While the film gripped the SRO audience from start to weary, brutalized finish, not everyone agrees the film ought to be among the finalists for the 10 best films of 2011.
My escort for the evening, a powerful male, was turned off to the excessive blood and gore, as were a number of MoMA viewers, all NYC sophisticates, and even I, more aware (I knew what was coming, as I had spoken to people who had seen it, and had read 5 reviews, including the definitive assessment in The New Yorker), was also of the opinion that the film could have evoked a better response had the camera discreetly turned away from all that spurtive blood and mashed cerebellar material.
But there seems to be more than just a brief-candle film entertainment here. The film is sort of a Clint Eastwood homage, an opera buffa of silent strong male vs. the forces of entropy arrayed against l'homme humaine et juste. The color palette is that of Kubrick's "Eyes Wide Shut." Inky blues, flashing white glints, umbers, yellow, red, washed out macadam grey. It offered very active silent spaces, a throbbing, building suspense missing in most films, and the tabula rasa of Ryan Gosling's interior turbulent though smoldering lava, unruffled exterior. Carey Mulligan is enchanting, more through expressive facial expressions than through her few words. The lush Christina Hendricks, so vavavavoom in TV's Mad Men, is here a moll seen for not long enough. Brilliant as a superficially gemutliche but merciless villain, Albert Brooks turned his comic-guy persona totally on its curly-haired ear. He is a nuanced portrait of a guy in a financial punch, plus a deftly handled shiv when necessary. Heavy-browed Ron Perlman is a furrowed presence as a questionable pizza store proprietor, and you are glad to not see too much of him.

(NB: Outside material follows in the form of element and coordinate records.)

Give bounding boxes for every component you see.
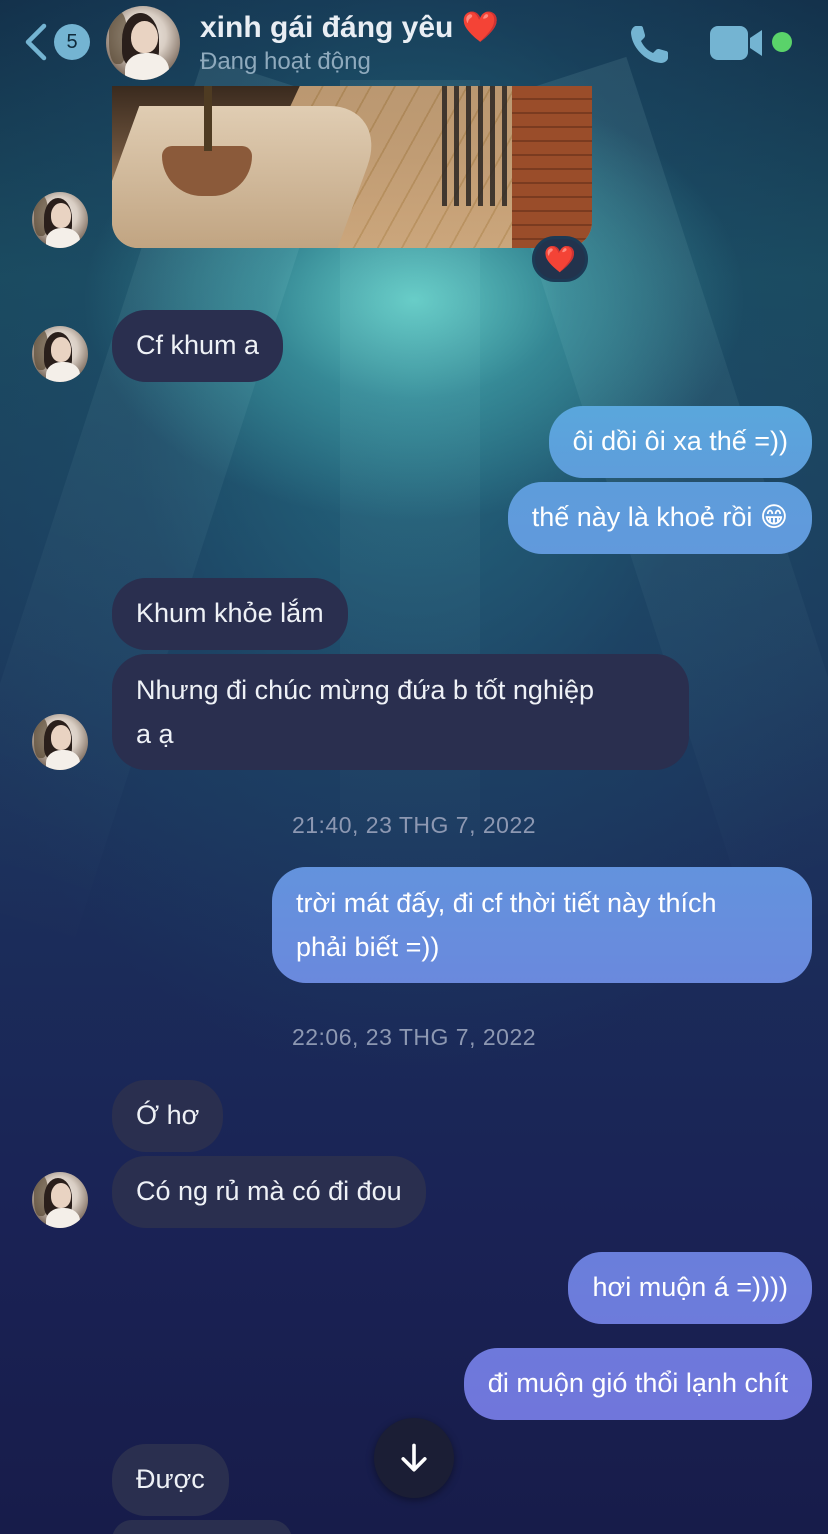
shared-photo[interactable] bbox=[112, 86, 592, 248]
partial-message-edge bbox=[112, 1520, 292, 1534]
chat-header: 5 xinh gái đáng yêu ❤️ Đang hoạt động bbox=[0, 0, 828, 86]
message-timestamp: 21:40, 23 THG 7, 2022 bbox=[291, 812, 537, 838]
message-line: Nhưng đi chúc mừng đứa b tốt nghiệp bbox=[136, 675, 594, 705]
back-button[interactable]: 5 bbox=[22, 20, 92, 64]
heart-reaction[interactable]: ❤️ bbox=[532, 236, 588, 282]
message-line: phải biết =)) bbox=[296, 932, 440, 962]
contact-avatar[interactable] bbox=[106, 6, 180, 80]
outgoing-message[interactable]: ôi dồi ôi xa thế =)) bbox=[548, 406, 812, 478]
incoming-message[interactable]: Nhưng đi chúc mừng đứa b tốt nghiệp a ạ bbox=[112, 654, 689, 770]
message-line: a ạ bbox=[136, 719, 174, 749]
online-indicator bbox=[772, 32, 792, 52]
sender-avatar[interactable] bbox=[32, 326, 88, 382]
incoming-message[interactable]: Có ng rủ mà có đi đou bbox=[112, 1156, 426, 1228]
incoming-message[interactable]: Cf khum a bbox=[112, 310, 284, 382]
outgoing-message[interactable]: hơi muộn á =)))) bbox=[568, 1252, 812, 1324]
sender-avatar[interactable] bbox=[32, 1172, 88, 1228]
unread-count-badge: 5 bbox=[54, 24, 90, 60]
arrow-down-icon bbox=[401, 1443, 427, 1472]
red-heart-emoji: ❤️ bbox=[461, 11, 500, 44]
contact-name[interactable]: xinh gái đáng yêu ❤️ bbox=[200, 10, 499, 45]
sender-avatar[interactable] bbox=[32, 192, 88, 248]
incoming-message[interactable]: Ớ hơ bbox=[112, 1080, 224, 1152]
video-camera-icon bbox=[710, 26, 762, 60]
scroll-to-bottom-button[interactable] bbox=[374, 1418, 454, 1498]
outgoing-message[interactable]: trời mát đấy, đi cf thời tiết này thích … bbox=[272, 867, 812, 983]
message-timestamp: 22:06, 23 THG 7, 2022 bbox=[291, 1024, 537, 1050]
red-heart-emoji: ❤️ bbox=[543, 244, 577, 274]
message-line: trời mát đấy, đi cf thời tiết này thích bbox=[296, 888, 717, 918]
video-call-button[interactable] bbox=[708, 22, 768, 64]
phone-icon bbox=[631, 26, 668, 63]
outgoing-message[interactable]: thế này là khoẻ rồi 😁 bbox=[507, 482, 812, 554]
outgoing-message[interactable]: đi muộn gió thổi lạnh chít bbox=[463, 1348, 812, 1420]
sender-avatar[interactable] bbox=[32, 714, 88, 770]
contact-status: Đang hoạt động bbox=[200, 48, 371, 75]
voice-call-button[interactable] bbox=[626, 20, 674, 68]
chat-screen: 5 xinh gái đáng yêu ❤️ Đang hoạt động ❤️ bbox=[0, 0, 828, 1534]
incoming-message[interactable]: Khum khỏe lắm bbox=[112, 578, 348, 650]
incoming-message[interactable]: Được bbox=[112, 1444, 229, 1516]
back-chevron-icon bbox=[25, 23, 47, 61]
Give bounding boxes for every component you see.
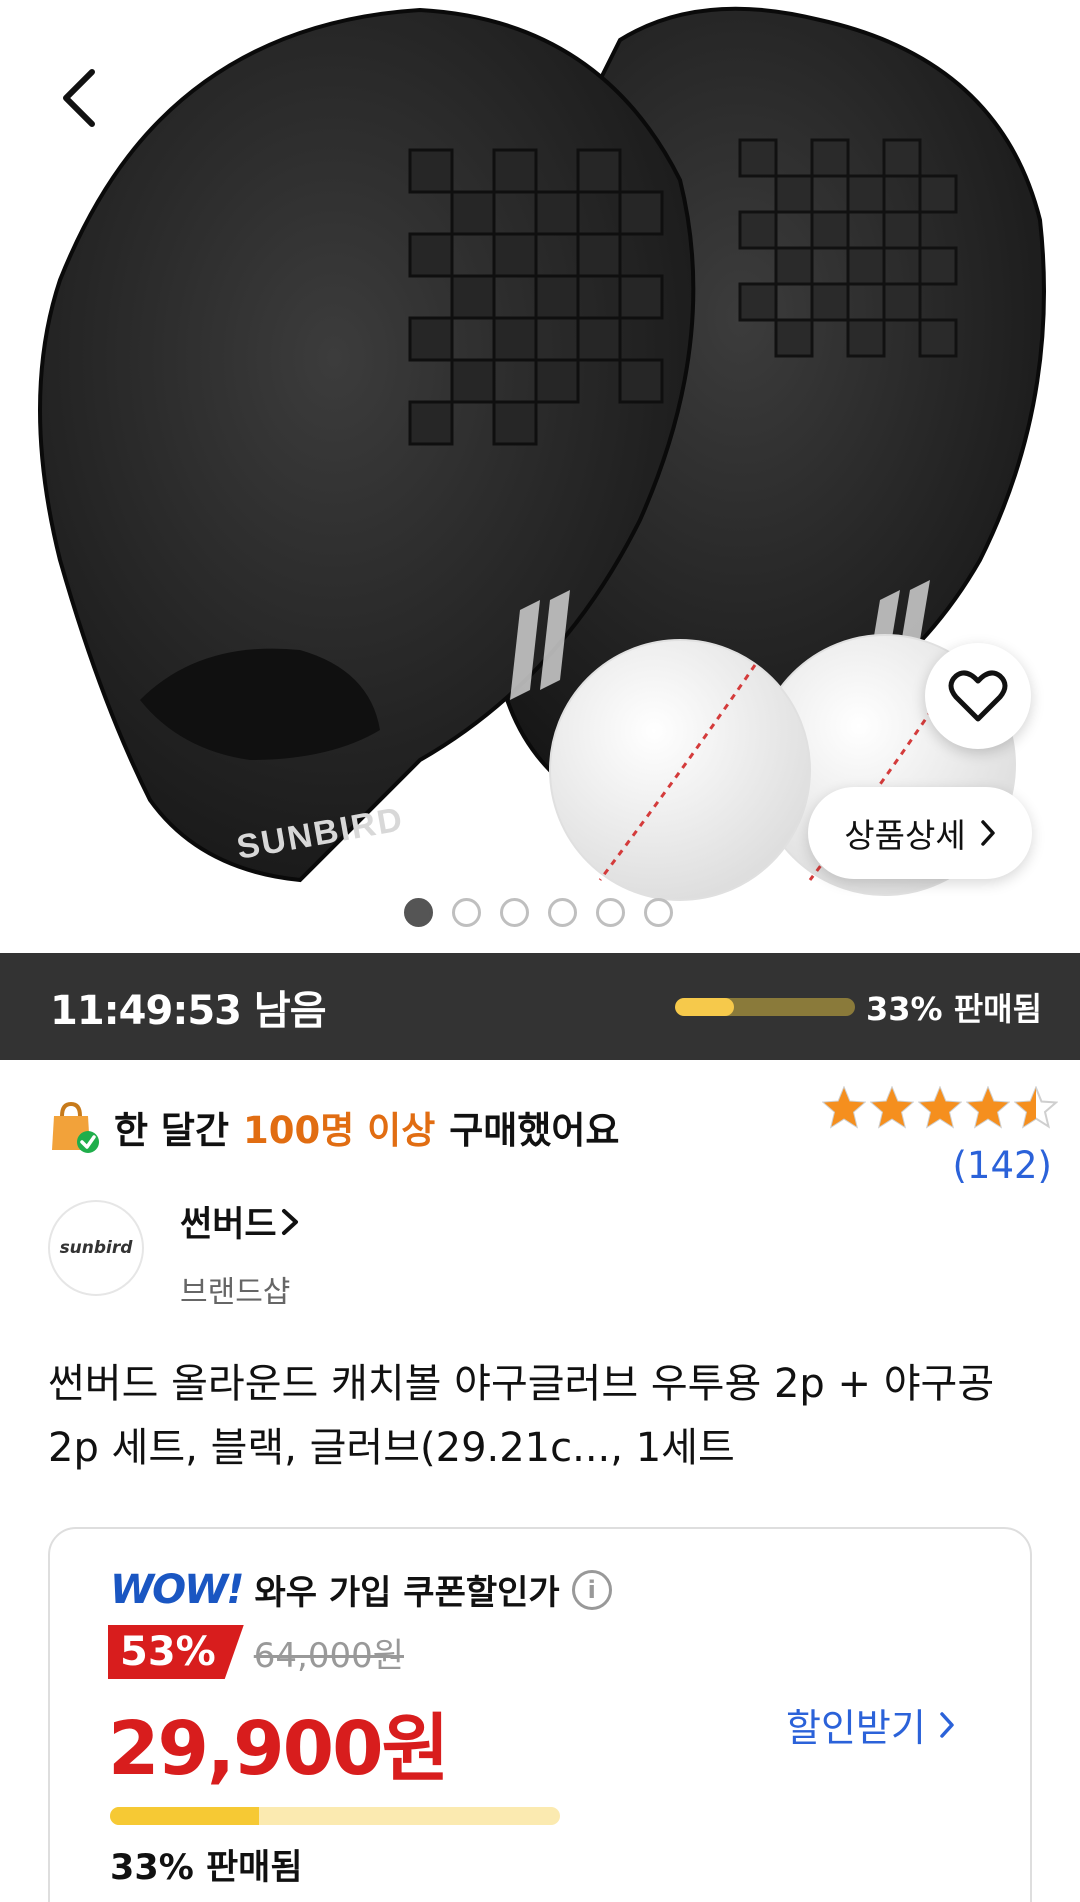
discount-badge: 53% [108,1625,244,1679]
star-icon [918,1086,962,1129]
coupon-price-box: WOW! 와우 가입 쿠폰할인가 i 53% 64,000원 29,900원 할… [48,1527,1032,1902]
coupon-label: 와우 가입 쿠폰할인가 [254,1573,560,1613]
sold-progress-bar [675,998,855,1016]
star-icon [870,1086,914,1129]
chevron-right-icon [281,1208,298,1235]
final-price: 29,900원 [108,1706,450,1792]
deal-timer-bar: 11:49:53 남음 33% 판매됨 [0,953,1080,1060]
star-icon [822,1086,866,1129]
review-count[interactable]: (142) [788,1144,1053,1187]
product-title: 썬버드 올라운드 캐치볼 야구글러브 우투용 2p + 야구공 2p 세트, 블… [48,1361,995,1471]
product-image-carousel[interactable]: SUNBIRD 상품상세 [0,0,1080,953]
product-detail-button[interactable]: 상품상세 [808,787,1032,879]
back-button[interactable] [52,62,116,134]
wow-coupon-row: WOW! 와우 가입 쿠폰할인가 i [110,1565,612,1614]
purchase-suffix: 구매했어요 [449,1109,620,1152]
chevron-right-icon [940,1711,954,1738]
get-discount-label: 할인받기 [786,1706,926,1750]
star-icon [966,1086,1010,1129]
brand-name-label: 썬버드 [180,1205,277,1245]
shopping-bag-check-icon [52,1101,99,1153]
wow-logo: WOW! [110,1566,244,1613]
sold-percent: 33% 판매됨 [866,989,1043,1028]
coupon-sold-percent: 33% 판매됨 [110,1848,303,1888]
original-price: 64,000원 [253,1635,404,1676]
get-discount-button[interactable]: 할인받기 [786,1697,956,1752]
rating-summary[interactable]: (142) [788,1086,1058,1187]
carousel-dot[interactable] [548,898,577,927]
carousel-dot[interactable] [596,898,625,927]
price-row: 53% 64,000원 [108,1625,404,1679]
chevron-left-icon [63,69,95,127]
purchase-notice: 한 달간 100명 이상 구매했어요 [48,1100,619,1154]
brand-logo-text: sunbird [59,1238,133,1258]
brand-shop-label: 브랜드샵 [180,1275,291,1310]
carousel-dot[interactable] [452,898,481,927]
carousel-dot[interactable] [404,898,433,927]
purchase-highlight: 100명 이상 [243,1109,436,1152]
coupon-sold-progress-bar [110,1807,560,1825]
sold-progress-fill [675,998,735,1016]
purchase-prefix: 한 달간 [114,1109,230,1152]
time-remaining: 11:49:53 남음 [50,987,327,1034]
carousel-indicator[interactable] [404,898,673,927]
coupon-sold-progress-fill [110,1807,259,1825]
brand-shop-link[interactable]: sunbird 썬버드 브랜드샵 [48,1200,298,1310]
star-rating [788,1086,1058,1130]
heart-icon [948,670,1008,722]
carousel-dot[interactable] [500,898,529,927]
carousel-dot[interactable] [644,898,673,927]
product-detail-label: 상품상세 [844,816,966,855]
brand-logo: sunbird [48,1200,144,1296]
brand-name[interactable]: 썬버드 [180,1196,301,1247]
info-icon[interactable]: i [571,1569,612,1610]
chevron-right-icon [980,820,995,846]
star-icon [1014,1086,1058,1129]
wishlist-button[interactable] [925,643,1031,749]
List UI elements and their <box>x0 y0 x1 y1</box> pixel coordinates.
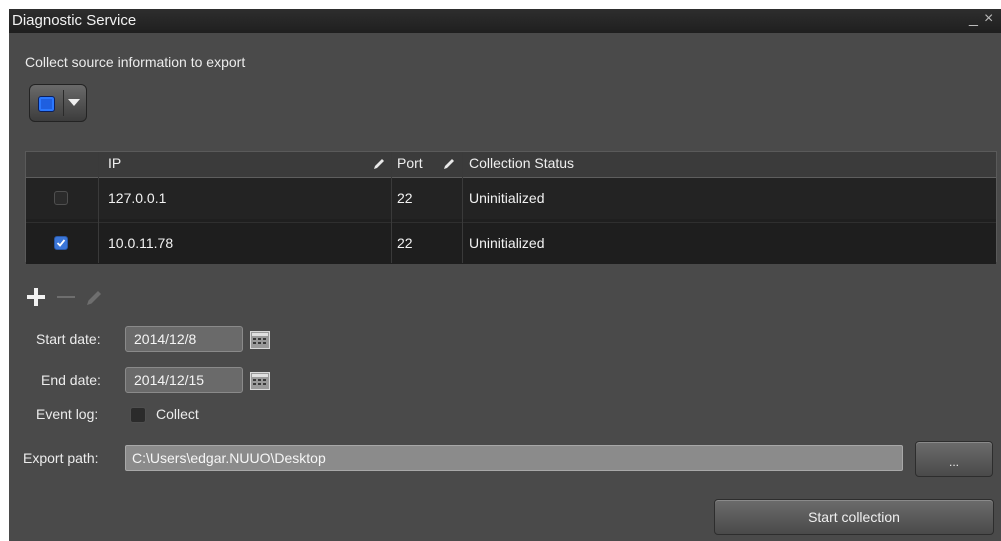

DRIVE evoked, for me, the balletic rigor of Coppola's first "Godfather," as the 'family' extinctions and wastings swelled with the strains of operatic arias Don Corleone/Al Pacino was conveniently viewing as his assigns carried out his orders: Punish those who run afoul of his unquestioned godfather mandates.
As for the grue content, perhaps those who question its ubiquity in this engrossing film have it right: Spilling blood is also a spiritual tragedy. In the biblical literature:
Key hadam hoo hanefesh: Because in the blood is the soul.